# Adult children V parents



## Australiaherewecome! (Jan 4, 2018)

Was having a chat about this recently:

It's often said that when parents move to another country to live, it's frowned upon if they leave there adult children behind (or the children do not want to go with the parents) but it's acceptable when the children move to another country and leave the parents behind......

Has anyone experienced this and what was the outcome......... Not everyone's views are the same on this discussion.

Be interesting to read.


----------



## mrsmorrow28 (Apr 7, 2018)

Australiaherewecome! said:


> Was having a chat about this recently:
> 
> It's often said that when parents move to another country to live, it's frowned upon if they leave there adult children behind (or the children do not want to go with the parents) but it's acceptable when the children move to another country and leave the parents behind......
> 
> ...


Everyone is entitled to live their life how they choose, in my opinion.
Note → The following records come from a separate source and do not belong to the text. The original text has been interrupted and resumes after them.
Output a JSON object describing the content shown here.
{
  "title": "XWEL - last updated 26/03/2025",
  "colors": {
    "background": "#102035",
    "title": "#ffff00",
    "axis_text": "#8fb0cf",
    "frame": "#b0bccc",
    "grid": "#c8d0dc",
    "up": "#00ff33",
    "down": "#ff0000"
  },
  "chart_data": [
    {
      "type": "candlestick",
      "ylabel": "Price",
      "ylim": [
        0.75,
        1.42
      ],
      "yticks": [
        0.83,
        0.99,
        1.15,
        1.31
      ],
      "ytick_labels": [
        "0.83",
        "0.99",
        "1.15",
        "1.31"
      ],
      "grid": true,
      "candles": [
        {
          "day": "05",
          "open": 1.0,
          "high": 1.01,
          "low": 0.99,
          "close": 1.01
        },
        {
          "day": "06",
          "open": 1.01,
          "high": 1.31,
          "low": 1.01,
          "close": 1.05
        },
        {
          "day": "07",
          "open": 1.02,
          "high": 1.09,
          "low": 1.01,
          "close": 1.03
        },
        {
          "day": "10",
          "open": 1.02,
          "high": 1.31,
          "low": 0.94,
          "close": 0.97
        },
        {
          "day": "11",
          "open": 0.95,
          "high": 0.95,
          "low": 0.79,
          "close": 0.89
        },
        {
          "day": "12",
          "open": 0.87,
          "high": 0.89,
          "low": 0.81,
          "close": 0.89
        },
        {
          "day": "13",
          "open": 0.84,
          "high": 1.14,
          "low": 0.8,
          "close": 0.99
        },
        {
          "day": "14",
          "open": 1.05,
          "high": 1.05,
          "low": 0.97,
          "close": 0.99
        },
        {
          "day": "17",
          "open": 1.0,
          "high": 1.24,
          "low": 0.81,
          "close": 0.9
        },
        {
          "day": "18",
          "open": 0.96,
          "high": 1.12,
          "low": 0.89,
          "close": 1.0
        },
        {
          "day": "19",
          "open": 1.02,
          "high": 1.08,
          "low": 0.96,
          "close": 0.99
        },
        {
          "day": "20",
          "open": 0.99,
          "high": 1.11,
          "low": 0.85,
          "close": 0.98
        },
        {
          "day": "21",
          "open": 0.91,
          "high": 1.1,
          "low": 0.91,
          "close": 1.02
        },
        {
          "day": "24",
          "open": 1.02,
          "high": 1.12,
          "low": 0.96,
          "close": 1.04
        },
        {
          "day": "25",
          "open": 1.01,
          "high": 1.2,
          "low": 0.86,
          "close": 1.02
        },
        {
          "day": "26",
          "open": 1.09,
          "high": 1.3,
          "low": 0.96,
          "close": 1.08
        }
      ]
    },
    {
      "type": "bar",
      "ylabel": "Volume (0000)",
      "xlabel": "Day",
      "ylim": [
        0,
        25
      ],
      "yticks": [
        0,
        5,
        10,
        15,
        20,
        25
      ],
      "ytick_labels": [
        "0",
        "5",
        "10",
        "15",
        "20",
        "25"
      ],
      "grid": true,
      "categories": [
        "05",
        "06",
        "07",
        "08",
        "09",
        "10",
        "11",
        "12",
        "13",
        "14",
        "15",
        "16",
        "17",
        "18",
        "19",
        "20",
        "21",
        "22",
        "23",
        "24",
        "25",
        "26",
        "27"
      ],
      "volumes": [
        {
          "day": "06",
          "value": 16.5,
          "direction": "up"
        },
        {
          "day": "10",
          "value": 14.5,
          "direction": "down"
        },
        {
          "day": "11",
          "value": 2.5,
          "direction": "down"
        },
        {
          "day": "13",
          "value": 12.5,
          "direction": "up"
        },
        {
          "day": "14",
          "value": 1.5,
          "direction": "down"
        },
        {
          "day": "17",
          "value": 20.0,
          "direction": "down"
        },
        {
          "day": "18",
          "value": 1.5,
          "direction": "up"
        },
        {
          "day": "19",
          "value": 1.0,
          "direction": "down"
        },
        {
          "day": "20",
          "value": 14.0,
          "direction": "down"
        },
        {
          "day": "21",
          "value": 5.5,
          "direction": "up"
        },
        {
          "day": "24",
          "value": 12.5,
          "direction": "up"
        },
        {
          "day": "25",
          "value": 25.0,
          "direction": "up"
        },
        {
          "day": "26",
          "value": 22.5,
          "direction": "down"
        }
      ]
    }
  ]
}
Doesn't matter if your the child, parent, sibling.. surely you would get enjoyment out of a loved one doing what makes them happy?

I would have hated it if my family made it difficult for me when I chose to move overseas, much like it was a tense time when we told my husband's family we were relocating to Australia.

Generally, I find that these are opinions held by older generations (my grandparents, his etc) because it's just different to what they are used to


----------



## gratefulfrank (Nov 25, 2017)

this is an interesting topic to tackle.


----------



## Nelly87 (Jul 3, 2011)

Australiaherewecome! said:


> Was having a chat about this recently:
> 
> It's often said that when parents move to another country to live, it's frowned upon if they leave there adult children behind (or the children do not want to go with the parents) but it's acceptable when the children move to another country and leave the parents behind......
> 
> ...


I wouldn't say "it's acceptable when the children move to another country and leave the parents behind". I'd say it's less frowned upon - simply because the parents chose to have the children (whereas the children are just born where they're born, zero choice in any of the matter).

But I wouldn't say children leaving their parents behind to migrate isn't frowned upon. There's plenty of guilting happening with that (I've seen it with other migrants as well). It's just a little more socially accepted simply because, again, kids didn't really choose their life they were born into it - parents made the choice to have kids where they did.

That said I have no issue at all with parents migrating. When I was 19, my mum and stepdad would spend 6 months a year abroad and I never begrudged them for it. I suppose it depends on who you ask and the context.


----------